628    I do not accept the applicant's submission that the end of the inquiry is that CAHPL's dominant purpose was to refinance its existing Australian dollar denominated debt. I accept the Commissioner's submission that refinancing was not the dominant purpose of the scheme as refinancing could be achieved by borrowing at an arm's length interest rate which CAHPL did not. To limit the scope of matters to be taken into account merely to refinancing is artificially to exclude from consideration the circumstances of that refinancing.

629    In my opinion, it is reasonable to conclude that CAHPL entered into the Credit Facility Agreement for the dominant purpose of obtaining a "scheme benefit". I refer to my conclusion in [628] above. Further, I rely on some of the factors pointed to by the Commissioner in this respect, those factors being: that the "merger synergy" objectives referred to by Mr Krattebol, the global treasurer of Chevron, included the tax benefits that would arise from the gearing of the balance sheet of the Australasian business unit; that delays to the transaction meant "there is a real risk that we will not meet the Corporations merger synergy deadline" and that:

we are chasing a merger synergy of around US$50MM million per annum. Furthermore, we are leaving in excess of USD100,000 of cash and earnings on the table each day that this transaction is delayed.

He also estimated that the USD commercial paper interest rate would be around 2% whereas the AUD interest rate payable by CAHPL would be around 8.5%. I also rely on the evidence of Mr Lewis set out at [104] above and the evidence of Mr Dalzell set out at [121] above.

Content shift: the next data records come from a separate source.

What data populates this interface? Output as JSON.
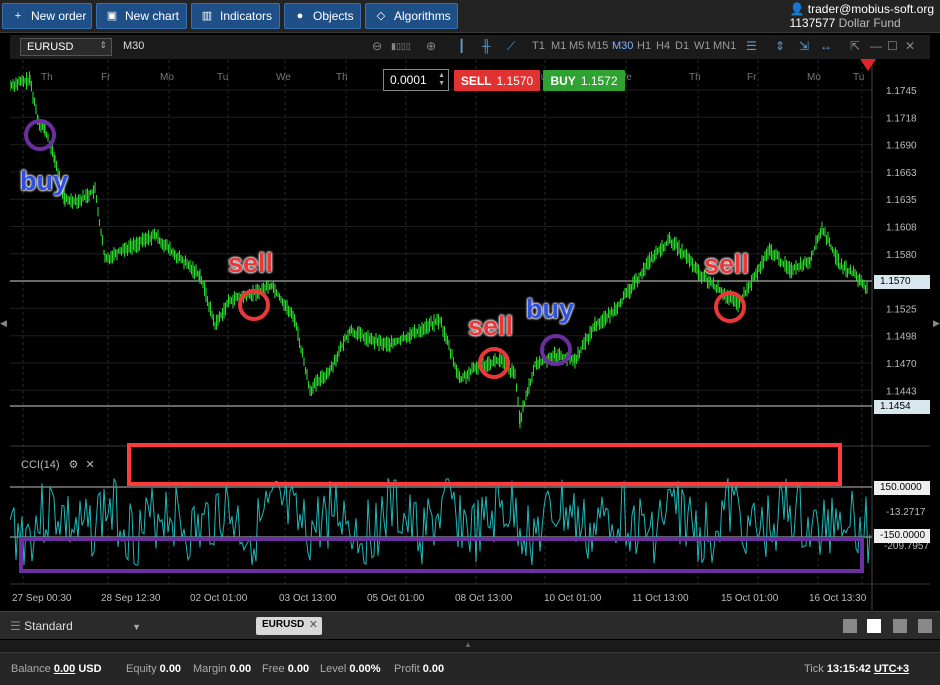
{
  "toolbar": {
    "new_order": "New order",
    "new_chart": "New chart",
    "indicators": "Indicators",
    "objects": "Objects",
    "algorithms": "Algorithms"
  },
  "account": {
    "user": "trader@mobius-soft.org",
    "number": "1137577",
    "fund": "Dollar Fund"
  },
  "chart_toolbar": {
    "symbol": "EURUSD",
    "timeframe": "M30",
    "timeframes": [
      "T1",
      "M1",
      "M5",
      "M15",
      "M30",
      "H1",
      "H4",
      "D1",
      "W1",
      "MN1"
    ],
    "active_timeframe": "M30"
  },
  "trade": {
    "quantity": "0.0001",
    "sell_label": "SELL",
    "sell_price": "1.1570",
    "buy_label": "BUY",
    "buy_price": "1.1572"
  },
  "price_axis": [
    "1.1745",
    "1.1718",
    "1.1690",
    "1.1663",
    "1.1635",
    "1.1608",
    "1.1580",
    "1.1553",
    "1.1525",
    "1.1498",
    "1.1470",
    "1.1443"
  ],
  "price_tags": {
    "current": "1.1570",
    "lower_level": "1.1454"
  },
  "top_day_labels": [
    "Th",
    "Fr",
    "Mo",
    "Tu",
    "We",
    "Th",
    "Fr",
    "Mo",
    "Tu",
    "We",
    "Th",
    "Fr",
    "Mo",
    "Tu",
    "We"
  ],
  "time_axis": [
    "27 Sep 00:30",
    "28 Sep 12:30",
    "02 Oct 01:00",
    "03 Oct 13:00",
    "05 Oct 01:00",
    "08 Oct 13:00",
    "10 Oct 01:00",
    "11 Oct 13:00",
    "15 Oct 01:00",
    "16 Oct 13:30"
  ],
  "indicator": {
    "name": "CCI(14)",
    "levels": [
      "150.0000",
      "-13.2717",
      "-150.0000",
      "-209.7957"
    ]
  },
  "annotations": {
    "buy1": "buy",
    "sell1": "sell",
    "sell2": "sell",
    "buy2": "buy",
    "sell3": "sell"
  },
  "tabs": {
    "layout": "Standard",
    "symbol_tab": "EURUSD"
  },
  "status": {
    "balance_label": "Balance",
    "balance": "0.00",
    "currency": "USD",
    "equity_label": "Equity",
    "equity": "0.00",
    "margin_label": "Margin",
    "margin": "0.00",
    "free_label": "Free",
    "free": "0.00",
    "level_label": "Level",
    "level": "0.00%",
    "profit_label": "Profit",
    "profit": "0.00",
    "tick_label": "Tick",
    "time": "13:15:42",
    "timezone": "UTC+3"
  },
  "colors": {
    "candles": "#2bd42b",
    "cci_line": "#1fb8b8",
    "sell_red": "#e13232",
    "buy_green": "#2fa332",
    "highlight_red": "#ff3a3a",
    "highlight_purple": "#6a2ea0",
    "toolbar_blue": "#1f4f87"
  }
}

630    I add that, contrary to the respondent's submission set out at [622] above, I do not regard Star City Pty Ltd (No 2) as standing for the proposition that the relevant approach is that a reasonable person could conclude that each of CAHPL, CFC and CVX had the relevant dominant purpose: compare Star City Pty Ltd (No 2) at [74] per Dowsett J. I prefer directly to apply the statutory language, which raises the issue whether it is reasonable to conclude that an entity that (alone or with others) entered into or carried out the scheme, or part of it, did so with the sole or dominant purpose of that entity or another entity getting a scheme benefit from the scheme. By reason of that statutory language, I do not accept that the question is solely subjective but I do accept that the purpose of the entity is its subjective purpose: see Star City Pty Ltd (No 2) at [31]-[32] per Goldberg and Jessup JJ and Ludekens at [243] which I have set out at [627] above.

631    For these reasons, I find the penalty is 25% of the scheme shortfall amount, pursuant to s 284-160(a)(ii).

Rulings on evidence

632    There were a number of deferred rulings on objections to evidence on the ground of relevance. It will be apparent from these reasons which affidavits and reports I have found not to be relevant. I do not see it as necessary formally to rule on the balance of these objections as they turn on issues of statutory construction.

Orders

633    I shall direct that, within 21 days, the parties bring in agreed short minutes to give effect to my conclusions. Those short minutes are also to deal with costs. Failing agreement, within a further 7 days the parties are to file the competing orders for which they contend and any written submissions in support, the submissions on each side to be limited to three pages.

I certify that the preceding six hundred and thirty-three (633) numbered paragraphs are a true copy of the Reasons for Judgment herein of the Honourable Justice Robertson.